Frida Kahlo presents a different, though no less asymmetric, case. Her relationship with Diego Rivera was marked by admiration, dependence, rivalry, betrayal, and genuine artistic exchange. Rivera encouraged her yet also absorbed oxygen from every room he entered. Kahlo’s suffering — physical and emotional — became material, sometimes for her art, sometimes for his legend. Only later did history turn the Janus face and allow her work to stand independently, although it is still too often framed through the prism of her pain rather than her creativity.
What unites these cases with the earlier acknowledgments is not villainy so much as structure. The moral imbalance does not require malice to operate. It arises whenever recognition flows preferentially in one direction, and when the justification of cost is deferred to outcomes that history may or may not grant.

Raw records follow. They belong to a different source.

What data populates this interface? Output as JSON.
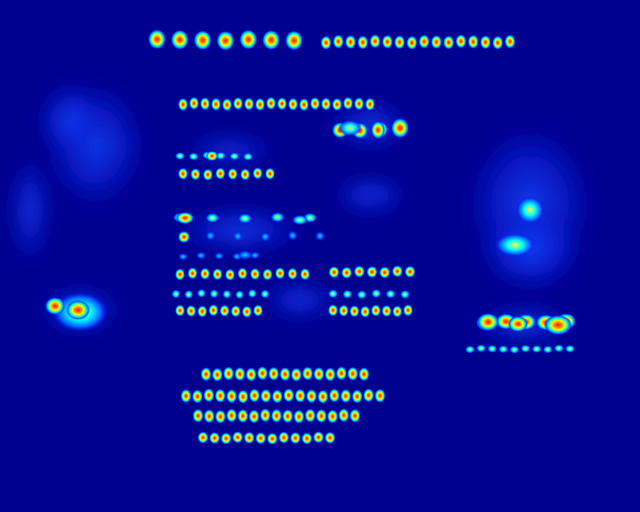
{
  "colors": {
    "background": "#00008f",
    "low": "#0000ff",
    "mid": "#00ffff",
    "high": "#ffff00",
    "peak": "#ff0000"
  },
  "colormap": "jet",
  "heatmap_regions": [
    {
      "name": "title-line-1",
      "intensity": 1.0
    },
    {
      "name": "title-line-2",
      "intensity": 0.9
    },
    {
      "name": "subtitle-line",
      "intensity": 0.8
    },
    {
      "name": "body-text-lines",
      "intensity": 0.75
    },
    {
      "name": "left-image-blob",
      "intensity": 0.9
    },
    {
      "name": "right-image-area",
      "intensity": 0.5
    },
    {
      "name": "right-caption-lines",
      "intensity": 0.85
    },
    {
      "name": "bottom-text-block",
      "intensity": 0.85
    }
  ]
}
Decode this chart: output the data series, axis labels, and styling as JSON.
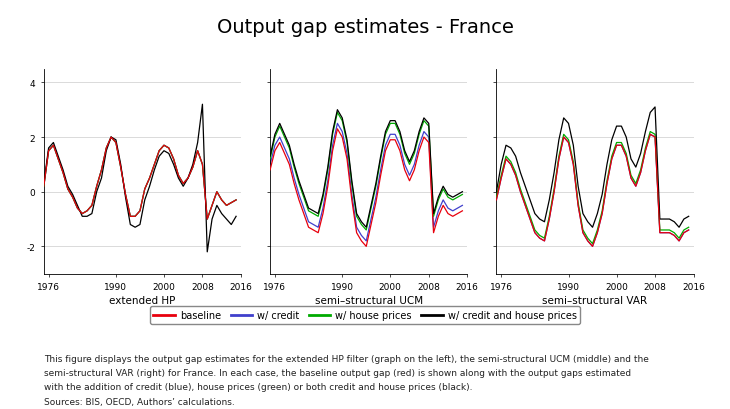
{
  "title": "Output gap estimates - France",
  "title_fontsize": 14,
  "subtitle_labels": [
    "extended HP",
    "semi–structural UCM",
    "semi–structural VAR"
  ],
  "ylim": [
    -3.0,
    4.5
  ],
  "yticks": [
    -2,
    0,
    2,
    4
  ],
  "xticks": [
    1976,
    1990,
    2000,
    2008,
    2016
  ],
  "colors": {
    "baseline": "#e8000d",
    "credit": "#4040cc",
    "house": "#00aa00",
    "both": "#000000"
  },
  "legend_labels": [
    "baseline",
    "w/ credit",
    "w/ house prices",
    "w/ credit and house prices"
  ],
  "footnote_line1": "This figure displays the output gap estimates for the extended HP filter (graph on the left), the semi-structural UCM (middle) and the",
  "footnote_line2": "semi-structural VAR (right) for France. In each case, the baseline output gap (red) is shown along with the output gaps estimated",
  "footnote_line3": "with the addition of credit (blue), house prices (green) or both credit and house prices (black).",
  "footnote_line4": "Sources: BIS, OECD, Authors’ calculations.",
  "footnote_fontsize": 6.5,
  "background_color": "#ffffff",
  "hp_years": [
    1975,
    1976,
    1977,
    1978,
    1979,
    1980,
    1981,
    1982,
    1983,
    1984,
    1985,
    1986,
    1987,
    1988,
    1989,
    1990,
    1991,
    1992,
    1993,
    1994,
    1995,
    1996,
    1997,
    1998,
    1999,
    2000,
    2001,
    2002,
    2003,
    2004,
    2005,
    2006,
    2007,
    2008,
    2009,
    2010,
    2011,
    2012,
    2013,
    2014,
    2015
  ],
  "hp_baseline": [
    0.2,
    1.5,
    1.7,
    1.2,
    0.7,
    0.1,
    -0.2,
    -0.6,
    -0.8,
    -0.7,
    -0.5,
    0.2,
    0.8,
    1.6,
    2.0,
    1.8,
    0.9,
    -0.1,
    -0.9,
    -0.9,
    -0.7,
    0.1,
    0.5,
    1.0,
    1.5,
    1.7,
    1.6,
    1.2,
    0.6,
    0.3,
    0.5,
    0.9,
    1.5,
    1.0,
    -1.0,
    -0.5,
    0.0,
    -0.3,
    -0.5,
    -0.4,
    -0.3
  ],
  "hp_credit": [
    0.2,
    1.5,
    1.7,
    1.2,
    0.7,
    0.1,
    -0.2,
    -0.6,
    -0.8,
    -0.7,
    -0.5,
    0.2,
    0.8,
    1.6,
    2.0,
    1.8,
    0.9,
    -0.1,
    -0.9,
    -0.9,
    -0.7,
    0.1,
    0.5,
    1.0,
    1.5,
    1.7,
    1.6,
    1.2,
    0.6,
    0.3,
    0.5,
    0.9,
    1.5,
    1.0,
    -1.0,
    -0.5,
    0.0,
    -0.3,
    -0.5,
    -0.4,
    -0.3
  ],
  "hp_house": [
    0.2,
    1.5,
    1.7,
    1.2,
    0.7,
    0.1,
    -0.2,
    -0.6,
    -0.8,
    -0.7,
    -0.5,
    0.2,
    0.8,
    1.6,
    2.0,
    1.8,
    0.9,
    -0.1,
    -0.9,
    -0.9,
    -0.7,
    0.1,
    0.5,
    1.0,
    1.5,
    1.7,
    1.6,
    1.2,
    0.6,
    0.3,
    0.5,
    0.9,
    1.5,
    1.0,
    -1.0,
    -0.5,
    0.0,
    -0.3,
    -0.5,
    -0.4,
    -0.3
  ],
  "hp_both": [
    0.3,
    1.6,
    1.8,
    1.3,
    0.8,
    0.2,
    -0.1,
    -0.5,
    -0.9,
    -0.9,
    -0.8,
    0.0,
    0.5,
    1.5,
    2.0,
    1.9,
    1.0,
    -0.2,
    -1.2,
    -1.3,
    -1.2,
    -0.3,
    0.2,
    0.8,
    1.3,
    1.5,
    1.4,
    1.0,
    0.5,
    0.2,
    0.5,
    1.0,
    1.8,
    3.2,
    -2.2,
    -1.0,
    -0.5,
    -0.8,
    -1.0,
    -1.2,
    -0.9
  ],
  "ucm_years": [
    1975,
    1976,
    1977,
    1978,
    1979,
    1980,
    1981,
    1982,
    1983,
    1984,
    1985,
    1986,
    1987,
    1988,
    1989,
    1990,
    1991,
    1992,
    1993,
    1994,
    1995,
    1996,
    1997,
    1998,
    1999,
    2000,
    2001,
    2002,
    2003,
    2004,
    2005,
    2006,
    2007,
    2008,
    2009,
    2010,
    2011,
    2012,
    2013,
    2014,
    2015
  ],
  "ucm_baseline": [
    0.8,
    1.5,
    1.8,
    1.4,
    1.0,
    0.3,
    -0.3,
    -0.8,
    -1.3,
    -1.4,
    -1.5,
    -0.8,
    0.2,
    1.5,
    2.3,
    2.0,
    1.2,
    -0.3,
    -1.5,
    -1.8,
    -2.0,
    -1.2,
    -0.4,
    0.6,
    1.5,
    1.9,
    1.9,
    1.5,
    0.8,
    0.4,
    0.8,
    1.5,
    2.0,
    1.8,
    -1.5,
    -0.9,
    -0.5,
    -0.8,
    -0.9,
    -0.8,
    -0.7
  ],
  "ucm_credit": [
    1.0,
    1.7,
    2.0,
    1.6,
    1.2,
    0.5,
    -0.1,
    -0.6,
    -1.1,
    -1.2,
    -1.3,
    -0.6,
    0.4,
    1.7,
    2.5,
    2.2,
    1.4,
    -0.1,
    -1.3,
    -1.6,
    -1.8,
    -1.0,
    -0.2,
    0.8,
    1.7,
    2.1,
    2.1,
    1.7,
    1.0,
    0.6,
    1.0,
    1.7,
    2.2,
    2.0,
    -1.3,
    -0.7,
    -0.3,
    -0.6,
    -0.7,
    -0.6,
    -0.5
  ],
  "ucm_house": [
    1.2,
    2.0,
    2.4,
    2.0,
    1.6,
    0.9,
    0.3,
    -0.2,
    -0.7,
    -0.8,
    -0.9,
    -0.2,
    0.8,
    2.1,
    2.9,
    2.6,
    1.8,
    0.3,
    -0.9,
    -1.2,
    -1.4,
    -0.6,
    0.2,
    1.2,
    2.1,
    2.5,
    2.5,
    2.1,
    1.4,
    1.0,
    1.4,
    2.1,
    2.6,
    2.4,
    -0.9,
    -0.3,
    0.1,
    -0.2,
    -0.3,
    -0.2,
    -0.1
  ],
  "ucm_both": [
    1.3,
    2.1,
    2.5,
    2.1,
    1.7,
    1.0,
    0.4,
    -0.1,
    -0.6,
    -0.7,
    -0.8,
    -0.1,
    0.9,
    2.2,
    3.0,
    2.7,
    1.9,
    0.4,
    -0.8,
    -1.1,
    -1.3,
    -0.5,
    0.3,
    1.3,
    2.2,
    2.6,
    2.6,
    2.2,
    1.5,
    1.1,
    1.5,
    2.2,
    2.7,
    2.5,
    -0.8,
    -0.2,
    0.2,
    -0.1,
    -0.2,
    -0.1,
    0.0
  ],
  "var_years": [
    1975,
    1976,
    1977,
    1978,
    1979,
    1980,
    1981,
    1982,
    1983,
    1984,
    1985,
    1986,
    1987,
    1988,
    1989,
    1990,
    1991,
    1992,
    1993,
    1994,
    1995,
    1996,
    1997,
    1998,
    1999,
    2000,
    2001,
    2002,
    2003,
    2004,
    2005,
    2006,
    2007,
    2008,
    2009,
    2010,
    2011,
    2012,
    2013,
    2014,
    2015
  ],
  "var_baseline": [
    -0.3,
    0.5,
    1.2,
    1.0,
    0.6,
    0.0,
    -0.5,
    -1.0,
    -1.5,
    -1.7,
    -1.8,
    -1.0,
    0.0,
    1.2,
    2.0,
    1.8,
    1.0,
    -0.5,
    -1.5,
    -1.8,
    -2.0,
    -1.5,
    -0.8,
    0.3,
    1.2,
    1.7,
    1.7,
    1.3,
    0.5,
    0.2,
    0.7,
    1.5,
    2.1,
    2.0,
    -1.5,
    -1.5,
    -1.5,
    -1.6,
    -1.8,
    -1.5,
    -1.4
  ],
  "var_credit": [
    -0.3,
    0.5,
    1.2,
    1.0,
    0.6,
    0.0,
    -0.5,
    -1.0,
    -1.5,
    -1.7,
    -1.8,
    -1.0,
    0.0,
    1.2,
    2.0,
    1.8,
    1.0,
    -0.5,
    -1.5,
    -1.8,
    -2.0,
    -1.5,
    -0.8,
    0.3,
    1.2,
    1.7,
    1.7,
    1.3,
    0.5,
    0.2,
    0.7,
    1.5,
    2.1,
    2.0,
    -1.5,
    -1.5,
    -1.5,
    -1.6,
    -1.8,
    -1.5,
    -1.4
  ],
  "var_house": [
    -0.2,
    0.6,
    1.3,
    1.1,
    0.7,
    0.1,
    -0.4,
    -0.9,
    -1.4,
    -1.6,
    -1.7,
    -0.9,
    0.1,
    1.3,
    2.1,
    1.9,
    1.1,
    -0.4,
    -1.4,
    -1.7,
    -1.9,
    -1.4,
    -0.7,
    0.4,
    1.3,
    1.8,
    1.8,
    1.4,
    0.6,
    0.3,
    0.8,
    1.6,
    2.2,
    2.1,
    -1.4,
    -1.4,
    -1.4,
    -1.5,
    -1.7,
    -1.4,
    -1.3
  ],
  "var_both": [
    0.0,
    1.0,
    1.7,
    1.6,
    1.3,
    0.7,
    0.2,
    -0.3,
    -0.8,
    -1.0,
    -1.1,
    -0.3,
    0.7,
    1.9,
    2.7,
    2.5,
    1.7,
    0.2,
    -0.8,
    -1.1,
    -1.3,
    -0.8,
    -0.1,
    1.0,
    1.9,
    2.4,
    2.4,
    2.0,
    1.2,
    0.9,
    1.4,
    2.2,
    2.9,
    3.1,
    -1.0,
    -1.0,
    -1.0,
    -1.1,
    -1.3,
    -1.0,
    -0.9
  ]
}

In that sense, moral luck is not merely personal; it is systemic. It governs who is remembered as a creator and who is remembered, if at all, as an enabler, a muse, a distraction, or an unfortunate casualty of the proximity to genius.
Janus, after all, does not promise fairness. He promises passage. And passage, whether through doorways of time, science, or art, often leaves one face illuminated and the other in shadow.
If there is any modest corrective action available to those who benefit from having passed through gates of success, it lies in refusing to let the backward-looking face disappear entirely — in acknowledging, by naming the debts, even when doing so is uncomfortable, incomplete, and long overdue.